In the first years of the 1950s, a team of scientists led by Nicholas Metropolis, constructed the MANIAC – Mathematical Analyser Numerical Integrator and Computer. It was gigantic and weighed almost a thousand pounds. It’s programmers included several notable women mathematicians and engineers, such as Mary Tsingou, Klara Dan von Neumann, and Marjorie Devaney.
The vacuum-tubed machine was featured in the 1953 atomic horror film The Magnetic Monster, perhaps to make the movie feel more “cutting edge” and disguise its lousy plot and acting. And so, the practical designs of reality became the visual language of speculative cinema. Supercomputers might be capable of taking over the world, or at least destroying it, but they were still the size of a house, with innards festooned with miles of copper cables, and decorated with innumerable esoteric flappers and clickers.
Ten years later the fantasies of “smart” computers would be thoroughly explored in numerous episodes of The Twilight Zone. They were usually portrayed with the common trope of existential menace, but not so in “The Old Man in the Cave”.

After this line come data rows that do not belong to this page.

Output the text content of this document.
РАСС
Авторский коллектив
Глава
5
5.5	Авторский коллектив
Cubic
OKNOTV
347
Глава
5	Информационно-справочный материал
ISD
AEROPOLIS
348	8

In a post-apocalypse shanty town, the ragged and starving survivors rebel against the “Old Man”, the supercomputer who warns them from consuming certain foods. They destroy the machine and destroy themselves, literally poisoned by their own ignorance.
I like this design, as archaic and clunky as it appears to modern eyes. It’s a nice twist when the wise benefactor is revealed to be a hunk of sheet metal and incandescent light bulbs.
Have a good night and remember to take care of yourselves, everyone!